In jenem Jahr stand er bei der Saalöffnung am Eingang und empfing jeden Obdachlosen einzeln per Handschlag und manchen auch mit Umarmung. Damals waren das anderthalbtausend Handshakes in einer Stunde! Dabei hatte es einen zweiten Eingang gegeben, durch den jeder und jede hätte sofort durchgehen können. Seine Gäste aber haben diszipliniert in einer Reihe gestanden, um von »Frankie« persönlich begrüßt zu werden. Gibt es irgendeinen Künstler, vielleicht in Wien, der an Weihnachten Ähnliches tut? Der die Unbehausten beschenkt, bewirtet, sich von ihnen umarmen lässt – und dann noch ein Konzert gibt! Wenn auch nur fünf Lieder plus Zugabe. Und eine der Zugaben war eben die Hertha-Hymne.

Wobei ich anmerken muss, dank meiner DDR-Sozialisation eher für Union Berlin zu jubeln. War eine schöne Zeit: Wenn beim Heimspiel die Gästemannschaft einen Freistoß bekam, rief das halbe Stadion: »Die Mauer muss weg!« Aber das nur nebenbei. Anders als etwa in Hamburg zwischen dem FC St. Pauli und dem HSV gibt es zwischen Hertha- und Union-Fans keine Feindschaft. Hat es nie gegeben. Wenn die Hertha in der DDR weilte, zu Freundschaftsspielen, pilgerten immer auch Unioner hin und feuerten die andere Berliner Mannschaft an. Und bei der Gelegenheit kam es dann immer zur Fraternisierung, hatten die Hertha-Fans doch steigenweise bestes Dosenbier dabei! Aber so viel sei auch gesagt: Hertha ist eben Westberlin. So auch ihre Hymne, bei allem Respekt für Frank Zander. Unsere Hymne singt Nina Hagen: Eisern Union!
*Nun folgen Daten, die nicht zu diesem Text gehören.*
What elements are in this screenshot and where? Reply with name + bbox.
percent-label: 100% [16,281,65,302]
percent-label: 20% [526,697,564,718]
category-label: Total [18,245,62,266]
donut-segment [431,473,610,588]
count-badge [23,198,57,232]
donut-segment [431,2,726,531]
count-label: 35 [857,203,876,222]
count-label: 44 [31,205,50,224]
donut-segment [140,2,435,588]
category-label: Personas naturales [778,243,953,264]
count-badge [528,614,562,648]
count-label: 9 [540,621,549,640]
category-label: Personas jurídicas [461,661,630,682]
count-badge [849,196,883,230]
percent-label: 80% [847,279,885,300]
In der aktuellen Saison standen wir in der Bundesliga bereits sieben Spieltage an der Tabellenspitze, während die alte Hertha gegen den Abstieg kämpft. Und wie alles an diesem Klub ist auch die Hymne provinziell: ein kitschiges Rod-Stewart-Cover. Bitte! Und dann auch noch Sailing! Im Estrel aber, als sich die Obdachlosen besoffen in den Armen lagen und sangen: »Nur nach Hause geh’n wir nicht«, war das ein Erlebnis. Der Geist der Weihnacht, an diesem Abend war er da! Dabei ist der Text recht simpel gestrickt: »Ich sitze da, am runden Tresen und der Wirt zapft noch ein Bier / Hier treff ich die alten Freunde und dann diskutieren wir / Über all die krummen Dinge, die passiert sind, irgendwo / Sowieso, woho, woho / Und sowieso, woho, woho.« Und dann der besagte Refrain.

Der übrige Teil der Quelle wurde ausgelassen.